LONDON (Reuters) – British employers asked the government for tax cuts on electric cars and for refitting buildings to make them more energy efficient ahead of a review of tax policy by finance minister Rishi Sunak starting later this month.
The Confederation of British Industry said value-added tax on electric cars and the cost of using public chargers should be cut from the standard 20% rate.
Business should also not face a higher property tax bill if they improve the energy efficiency of their buildings, which normally would increase their value and the tax due on them.
“A tax system which discourages polluting behaviours and rewards greener alternatives is critical to unlocking the right kind of investments,” Rain Newton-Smith, the CBI’s chief economist, said.
British firms last week received a short-term tax break worth 24 billion pounds ($33 billion) over two years to encourage them to invest. But they then face the first rise in the headline rate of corporation since 1974.

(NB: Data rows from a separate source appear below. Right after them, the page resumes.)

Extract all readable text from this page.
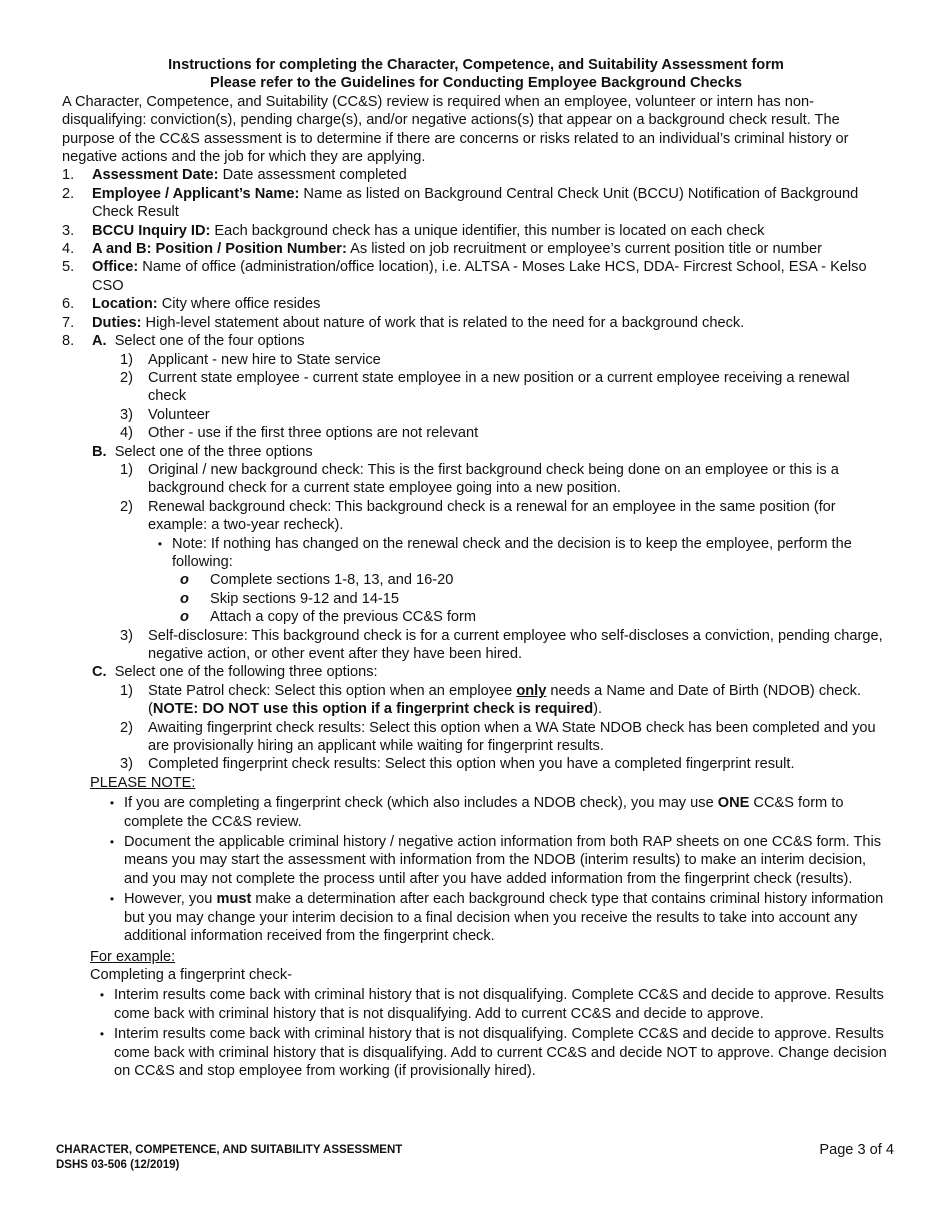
Instructions for completing the Character, Competence, and Suitability Assessment form
Please refer to the Guidelines for Conducting Employee Background Checks

A Character, Competence, and Suitability (CC&S) review is required when an employee, volunteer or intern has non-disqualifying: conviction(s), pending charge(s), and/or negative actions(s) that appear on a background check result. The purpose of the CC&S assessment is to determine if there are concerns or risks related to an individual’s criminal history or negative actions and the job for which they are applying.

1.	Assessment Date: Date assessment completed
2.	Employee / Applicant’s Name: Name as listed on Background Central Check Unit (BCCU) Notification of Background Check Result
3.	BCCU Inquiry ID: Each background check has a unique identifier, this number is located on each check
4.	A and B: Position / Position Number: As listed on job recruitment or employee’s current position title or number
5.	Office: Name of office (administration/office location), i.e. ALTSA - Moses Lake HCS, DDA- Fircrest School, ESA - Kelso CSO
6.	Location: City where office resides
7.	Duties: High-level statement about nature of work that is related to the need for a background check.
8.	A. Select one of the four options
1)	Applicant - new hire to State service
2)	Current state employee - current state employee in a new position or a current employee receiving a renewal check
3)	Volunteer
4)	Other - use if the first three options are not relevant
B. Select one of the three options
1)	Original / new background check: This is the first background check being done on an employee or this is a background check for a current state employee going into a new position.
2)	Renewal background check: This background check is a renewal for an employee in the same position (for example: a two-year recheck).
• Note: If nothing has changed on the renewal check and the decision is to keep the employee, perform the following:
o	Complete sections 1-8, 13, and 16-20
o	Skip sections 9-12 and 14-15
o	Attach a copy of the previous CC&S form
3)	Self-disclosure: This background check is for a current employee who self-discloses a conviction, pending charge, negative action, or other event after they have been hired.
C. Select one of the following three options:
1)	State Patrol check: Select this option when an employee only needs a Name and Date of Birth (NDOB) check. (NOTE: DO NOT use this option if a fingerprint check is required).
2)	Awaiting fingerprint check results: Select this option when a WA State NDOB check has been completed and you are provisionally hiring an applicant while waiting for fingerprint results.
3)	Completed fingerprint check results: Select this option when you have a completed fingerprint result.
PLEASE NOTE:
• If you are completing a fingerprint check (which also includes a NDOB check), you may use ONE CC&S form to complete the CC&S review.
• Document the applicable criminal history / negative action information from both RAP sheets on one CC&S form. This means you may start the assessment with information from the NDOB (interim results) to make an interim decision, and you may not complete the process until after you have added information from the fingerprint check (results).
• However, you must make a determination after each background check type that contains criminal history information but you may change your interim decision to a final decision when you receive the results to take into account any additional information received from the fingerprint check.
For example:
Completing a fingerprint check-
• Interim results come back with criminal history that is not disqualifying. Complete CC&S and decide to approve. Results come back with criminal history that is not disqualifying. Add to current CC&S and decide to approve.
• Interim results come back with criminal history that is not disqualifying. Complete CC&S and decide to approve. Results come back with criminal history that is disqualifying. Add to current CC&S and decide NOT to approve. Change decision on CC&S and stop employee from working (if provisionally hired).
CHARACTER, COMPETENCE, AND SUITABILITY ASSESSMENT
DSHS 03-506 (12/2019)
Page 3 of 4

A tax break similar to the costly new ‘super deduction’ in place for most physical business investment over the next two years should be extended for longer for electric vehicles and building refits that boosted energy efficiency, the CBI said.
Sunak plans to start a series of reviews into longer-term tax policy on March 23.
The International Monetary Fund has suggested green taxes as a way for Britain to reduce its budget deficit, and the government is keen to show it is taking steps to achieve its goal of net zero carbon emissions by 2050 before hosting the United Nations’ COP26 environment summit later this year.
The CBI was less specific about where it saw scope for taxes to increase. It called for a review of duty on vehicle fuel, which has been frozen for nine years, and longer-term clarity about carbon pricing under Britain’s Emissions Trading Scheme.